Thus far, the Consumer Financial Protection Bureau (CFPB) has done a lot of watching and waiting, taking consumer complaints and issuing decrees about the close microscope they planned to put the credit card industry under. While this may have led many to conclude that the new financial watchdog lacked teeth, just ask Capital One about its bite.
On July 18, the CFPB ordered that Capital One, the sixth largest credit card issuer in the US, refund $140 million to approximately 2 million consumers who purchased account add-ons such as payment protection and credit monitoring as well as pay a $25 million penalty. The punishment was handed down in conjunction with the Office of the Comptroller of the Currency (OCC), which itself added $10 million in restitution payments and $35 million in penalties to Capital One’s aforementioned tab. That’s $210 million altogether!
This was an important event not only because it was the CFPB’s first public enforcement action, but also because it drew increased attention to some of the most predatory actions being taken against some of the most vulnerable consumers.
According to the CFPB, Capital One call center operators engaged in a number of improprieties designed to enroll customers with low credit scores or credit limits in costly “services,” whether or not they were eligible or the programs were even relevant to their situations. Capital One’s idea of customer service apparently included:
- Lying to customers: The CFPB found that CapOne routinely used misinformation as a sales technique, claiming that their services would help improve credit scores and increase spending power when they wouldn’t, insinuating that these services were mandatory and free when they were truly optional and for a charge, and leading consumers to believe they were eligible for benefits only to leave them unable to garner coverage once a policy was in effect.
- Enrolling them without consent: If customers wouldn’t take the bait, Capital One personnel would simply take matters into their own hands, enrolling them for services they’d have to pay for on a monthly basis.
- Making services difficult to cancel: Capital One, doing its best mob impression, made it difficult for consumers to extricate themselves from unwanted services.
The manipulation and bullying of vulnerable customers are the last things we need on the road to economic recovery, especially in light of the role anti-consumer tactics played in exponentially worsening people’s already damaged financial situations prior to and during the Great Recession. The CFPB’s punishments reflect this. They’re not just about money, you see. In addition to paying back those who either enrolled in credit monitoring or payment protection or tried to cancel their accounts since August 10, 2010 for fees, lack of coverage, and interest, Capital One must cease marketing these programs until they get a compliance plan approved by the CFPB as well as undergo an independent audit to make sure they are abiding by the watchdog’s directives.

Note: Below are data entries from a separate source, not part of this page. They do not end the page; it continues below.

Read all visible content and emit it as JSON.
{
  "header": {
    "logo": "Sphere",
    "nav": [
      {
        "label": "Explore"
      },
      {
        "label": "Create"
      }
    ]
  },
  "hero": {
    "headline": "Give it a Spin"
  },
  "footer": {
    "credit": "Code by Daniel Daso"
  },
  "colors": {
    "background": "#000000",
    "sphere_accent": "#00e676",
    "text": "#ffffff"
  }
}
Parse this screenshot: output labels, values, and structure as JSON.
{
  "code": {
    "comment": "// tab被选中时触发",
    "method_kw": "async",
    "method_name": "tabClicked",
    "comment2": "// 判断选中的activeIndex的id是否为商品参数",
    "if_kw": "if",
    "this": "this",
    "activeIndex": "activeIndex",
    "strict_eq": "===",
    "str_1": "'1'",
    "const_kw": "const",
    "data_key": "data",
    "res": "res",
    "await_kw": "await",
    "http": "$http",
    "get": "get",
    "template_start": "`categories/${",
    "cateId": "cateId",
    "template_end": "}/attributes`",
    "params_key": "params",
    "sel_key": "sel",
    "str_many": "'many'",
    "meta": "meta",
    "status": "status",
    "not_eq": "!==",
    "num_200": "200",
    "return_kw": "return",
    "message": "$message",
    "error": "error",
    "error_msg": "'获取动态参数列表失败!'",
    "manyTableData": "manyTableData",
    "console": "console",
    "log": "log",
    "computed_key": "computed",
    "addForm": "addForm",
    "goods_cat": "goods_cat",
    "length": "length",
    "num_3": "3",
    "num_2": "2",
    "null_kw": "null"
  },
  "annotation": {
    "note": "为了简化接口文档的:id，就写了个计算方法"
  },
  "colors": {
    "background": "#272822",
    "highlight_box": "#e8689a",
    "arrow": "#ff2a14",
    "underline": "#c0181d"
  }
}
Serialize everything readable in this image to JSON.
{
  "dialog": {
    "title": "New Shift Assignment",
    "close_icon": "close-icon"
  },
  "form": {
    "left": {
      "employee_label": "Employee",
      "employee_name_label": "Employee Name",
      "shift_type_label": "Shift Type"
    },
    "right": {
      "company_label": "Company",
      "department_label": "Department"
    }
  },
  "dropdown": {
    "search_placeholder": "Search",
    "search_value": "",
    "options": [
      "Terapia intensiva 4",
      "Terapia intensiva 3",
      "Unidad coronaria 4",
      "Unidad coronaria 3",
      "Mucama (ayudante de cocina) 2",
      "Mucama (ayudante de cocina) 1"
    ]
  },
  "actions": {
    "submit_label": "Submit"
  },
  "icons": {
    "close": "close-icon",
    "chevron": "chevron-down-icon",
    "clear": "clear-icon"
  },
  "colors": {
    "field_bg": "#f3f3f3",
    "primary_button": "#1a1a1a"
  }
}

This is somewhat akin to a college football program losing bowl eligibility and scholarships for a year or so while being put on probation. (There haven’t been any high-profile college football scandals recently, have there?)
Ultimately, the precedent set by the CFPB’s ruling will discourage bottom-line-conscious banks from undertaking similar anti-consumer business practices, and that’s just how the CFPB wants it (not to mention the rest of us who didn’t get any dough from this particular penalty). In addition, this incident is proof that the CFPB’s complaints system works given that these complaints served as the impetus for the CFPB’s investigations. Consumers now know that if a bank takes advantage of them, someone will be willing to listen.